Die Expert:innen fordern die türkischen Behörden auf, Fincancı und andere zivilgesellschaftliche Akteure, die aus politisch motivierten Gründen inhaftiert sind, unverzüglich und bedingungslos freizulassen, ihren Zugang zu grundlegenden Garantien zu gewährleisten und ihre geistige und körperliche Unversehrtheit innerhalb und außerhalb der Haft zu schützen.

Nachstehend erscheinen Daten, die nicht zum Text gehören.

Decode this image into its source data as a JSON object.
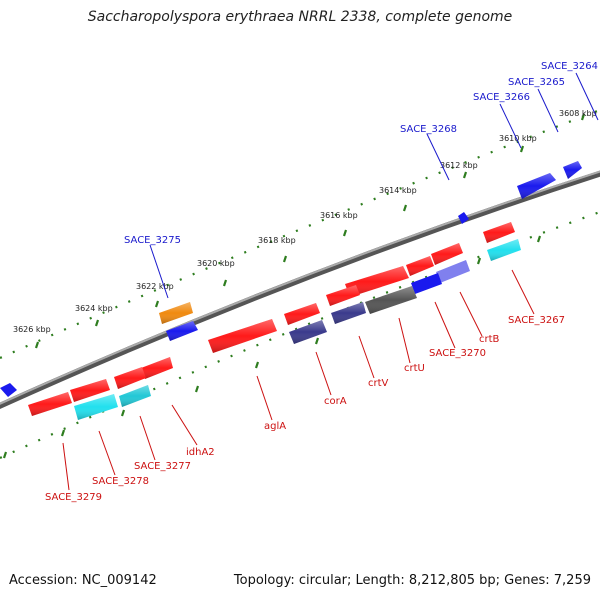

„Die Türkei ist unter anderem Vertragspartei des UN-Übereinkommens gegen Folter und andere grausame, unmenschliche oder erniedrigende Behandlung oder Strafe, das sie 1988 ratifiziert hat. Diese Ratifizierung verpflichtet die Vertragsstaaten, alle Maßnahmen zu ergreifen, um Folter und ähnliche Misshandlungen oder Bestrafungen zu verhindern und damit zusammenhängende Straftaten zu untersuchen und zu verfolgen. Die Androhung von Verhaftung und Inhaftierung sowie die Einschüchterung durch die Justiz verursachen ein hohes Maß an Stress und Angst, was einer psychologischen unmenschlichen oder erniedrigenden Behandlung oder Bestrafung gleichkommen könnte, die gegen das Völkerrecht verstößt. Die Türkei ist auch Vertragspartei des Internationalen Pakts über bürgerliche und politische Rechte, den sie 2003 ratifiziert hat und der willkürliche Festnahmen und Inhaftierungen verbietet“, so die UN-Sonderberichterstatter:innen, die sich mit ihren Forderungen direkt an die türkische Regierung gewandt haben.

Die UN-Expert:innen

Bei den UN-Expert:innen, die sich für die Freilassung von Fincancı einsetzen, handelt es sich um Alice Jill Edwards, Sonderberichterstatterin über Folter und andere grausame, unmenschliche oder erniedrigende Behandlung oder Strafe; Mary Lawlor, Sonderberichterstatterin für die Situation von Menschenrechtsverteidigern; Fionnuala Ní Aoláin, Sonderberichterstatterin für die Förderung und den Schutz der Menschenrechte bei der Bekämpfung des Terrorismus; Tlaleng Mofokeng, Sonderberichterstatterin für das Recht eines jeden auf das für ihn erreichbare Höchstmaß an körperlicher und geistiger Gesundheit, und Morris Tidball-Binz, Sonderberichterstatter für außergerichtliche, summarische oder willkürliche Hinrichtungen.

Die Sonderberichterstatter:innen sind Teil der so genannten Sonderverfahren des Menschenrechtsrates. Sonderverfahren, das größte Gremium unabhängiger Experten im UN-Menschenrechtssystem, ist die allgemeine Bezeichnung für die unabhängigen Untersuchungs- und Überwachungsmechanismen des Rates, die sich entweder mit spezifischen Ländersituationen oder mit thematischen Fragen in allen Teilen der Welt befassen. Die Expert:innen der Sonderverfahren arbeiten auf freiwilliger Basis; sie sind keine UN-Mitarbeiter und erhalten kein Gehalt für ihre Arbeit. Sie sind unabhängig von jeder Regierung oder Organisation und arbeiten in ihrer eigenen Eigenschaft.